Categorie: Cultura

Biden: l’Afghanistan è un’espressione geografica

di Luigi Basso – Ieri pomeriggio (https://www.whitehouse.gov/briefing-room/speeches-remarks/2021/07/08/remarks-by-president-biden-on-the-drawdown-of-u-s-forces-in-afghanistan/) presso la East Room della Casa Bianca, Joe Biden ha dovuto affrontare una delle prove più dure per un Commander in Chief: annunciare alla stampa di aver perso una guerra durata 20 anni, costata quasi 2500 soldati americani morti, 20722 feriti, un trilione di dollari solo per equipaggiare le forze locali alleate.


Biden ha cercato di ridimensionare la sconfitta afghana sottolineando il raggiungimento degli obiettivi tattici dell’impegno USA in Afghanistan: la eliminazione di Bin Laden e di Al Qaeda.
Tuttavia sarebbe sufficiente notare che Bin Laden è stato ucciso dieci anni fa e che da anni Al Qaeda non è più un problema, ma ciononostante le truppe USA da allora sono rimaste in Afghanistan, per comprendere come il vero obiettivo militare americano fosse molto più ambizioso: creare una roccaforte militare e politica nel cuore dell’Asia in chiave anti russa, anti iraniana ed anti cinese.


Fare insomma dell’Afghanistan quello che i nemici degli USA sono riusciti a fare con Cuba, per esempio: creare una spina nel fianco dell’avversario.
In realtà gli USA hanno perso la guerra afghana, da tempo: ma Biden non poteva accollare il fallimento e la sconfitta alle precedenti amministrazioni, poiché, tranne i quattro anni di Trump, lui era in tutte le precedenti amministrazioni.
Al di là della sconfitta, desta alcuni interrogativi il modo in cui è stata effettuata la ritirata.
Dopo 20 anni di impegno militare e civile, gli USA hanno organizzato in fretta e furia una uscita delle truppe da Kabul e dintorni lasciando sul campo mezzi, furgoni, attrezzature; una fuga talmente veloce e repentina che ieri pomeriggio i giornalisti presenti nella East Room hanno fatto innervosire Biden paragonandola alla fuga americana da Saigon dopo la sconfitta vietnamita.


Biden ha cercato di minimizzare dicendo che la velocità del ritiro è stata decisa solo per garantire la sicurezza delle truppe.
In realtà, la risposta del Presidente non chiarisce nulla.
A questo punto la stampa lo ha incalzato sul destino del popolo afghano e delle migliaia di afghani che, dopo aver collaboratore per 20 anni come interpreti o aiutanti degli americani, ora si troveranno in totale balia dei Talebani.
Biden ha vacillato su queste domande e, infine, ha dovuto dire la verità: il popolo afghano dovrà decidere da solo il suo futuro, gli americani potranno comunque collaborare col futuro governo, i profughi afghani potranno ricevere ospitalità in America, sono state previsti 2500 visti speciali, per il resto occorrerebbe cambiare la Legge e deve deciderlo il Congresso, nel frattempo chi lo vorrà potrà farsi ospitare in Paesi Terzi e attendere la modifica della legge.
In sostanza, le parole di Biden agli afghani potrebbero essere così tradotte: dovete cavarvela da soli.

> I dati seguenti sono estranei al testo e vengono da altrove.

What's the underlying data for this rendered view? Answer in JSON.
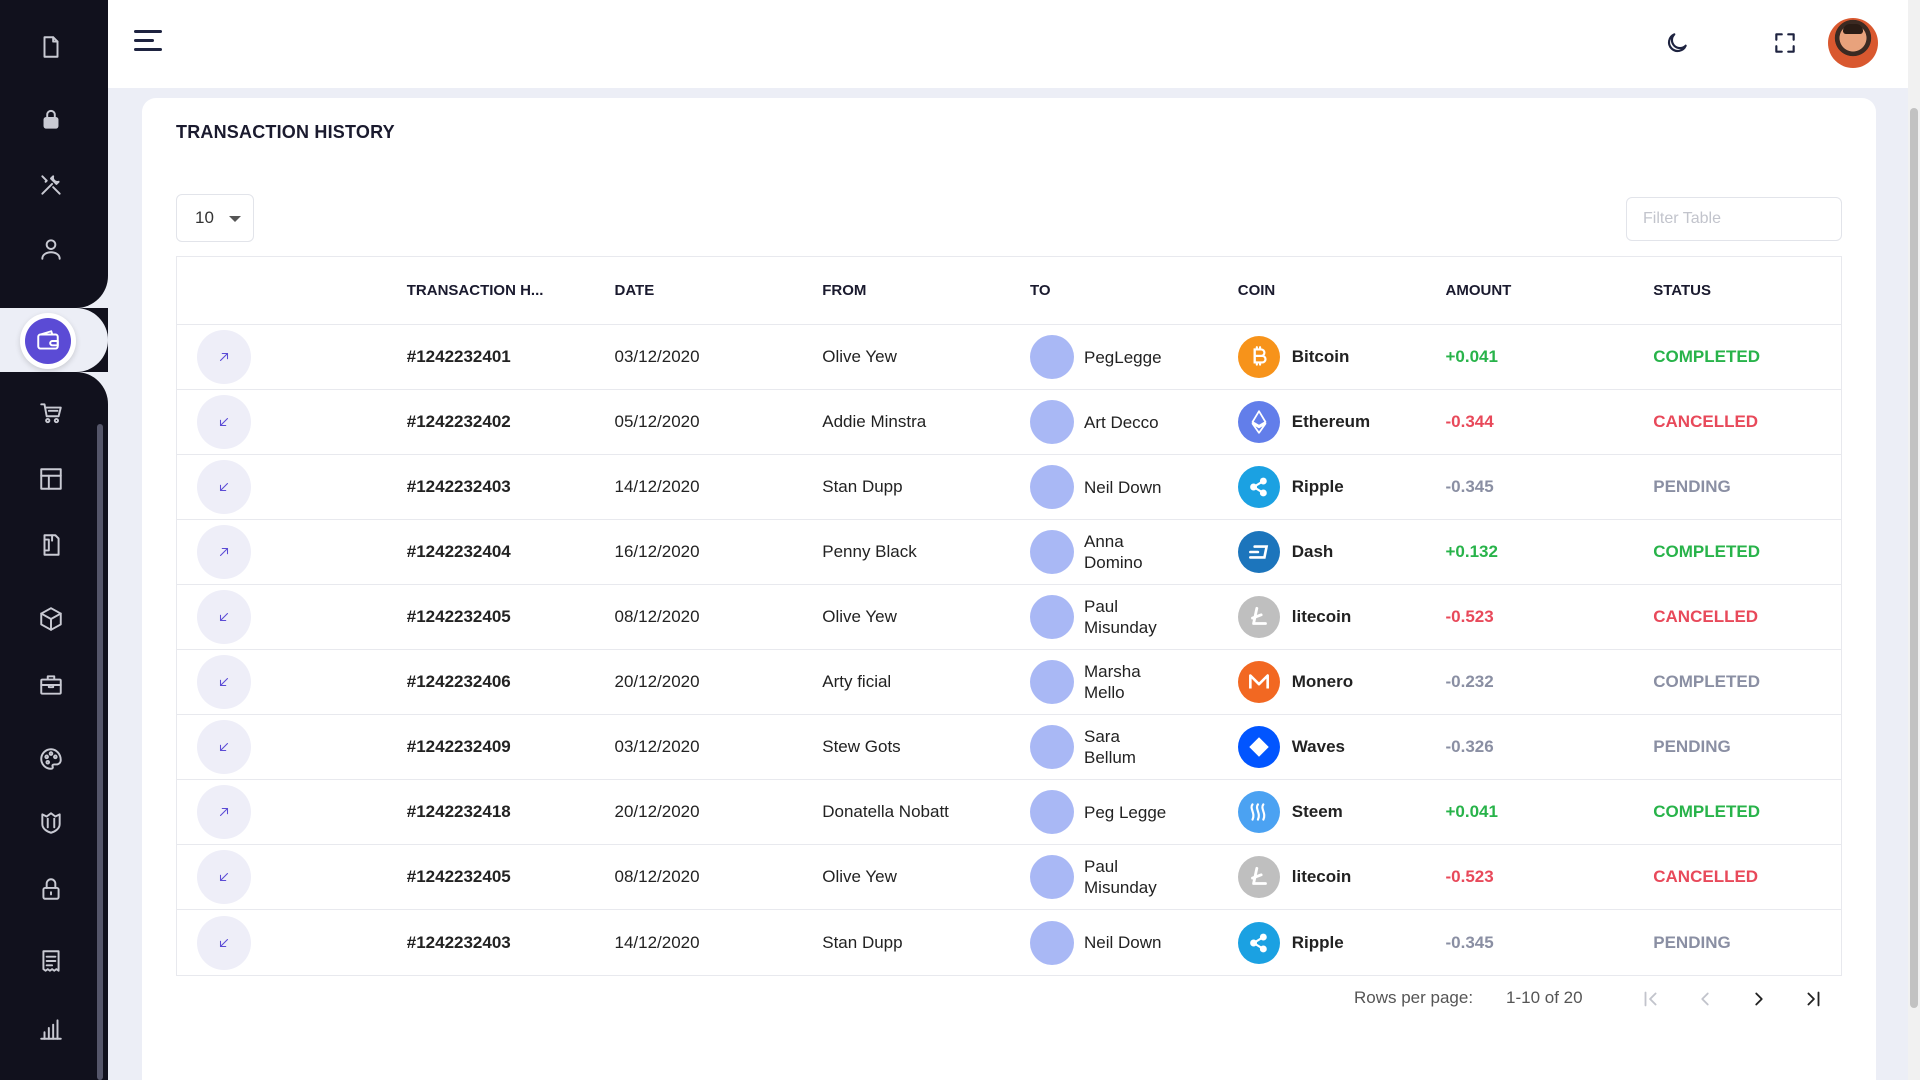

Nei suoi 25 minuti di conferenza stampa Biden poi toccato due punti politici fondamentali.
Il Presidente USA ha osservato, con ragione, che dopo 20 anni di impegno non era possibile attendersi risultati migliori e diversi dal proseguimento della campagna militare afghana: difficile dargli torto, la guerra era persa.
Il Presidente ha poi aggiunto che del resto nessuno nella storia è mai riuscito ad unificare per davvero gli afghani.
Anche su questo punto Biden ha ragione da vendere.


Parafrasando Metternich, verrebbe da aggiungere, il motivo del fallimento di tutti i tentativi di unificare l’Afghanistan in una unica realtà statuale è che l’Afghanistan è una espressione geografica, ovvero è una costruzione territoriale britannica, creata per esigenze geopolitiche britanniche, una espressione geografica, appunto.
L’Afghanistan politico in realtà non esiste.
La Storia alla fine presenta sempre il suo conto.


In secondo luogo Biden ha detto che il motivo del ritiro, oltre alla sostanziale impossibilità di ottenere altri vantaggi per gli USA superiore ai costi della permanenza a Kabul, era legato alla necessità di concentrare le energie USA sulla Cina.
Certamente questa frase, se la si legge alla luce della escalation che si sta vivendo a Taiwan e la si confronta con una cartina geografica (la Cina confina con l’Afghanistan), costituisce un campanello d’allarme molto serio e preoccupante.
Sembra quasi che gli USA abbiano fatto i bagagli poco prima che la casa prenda fuoco.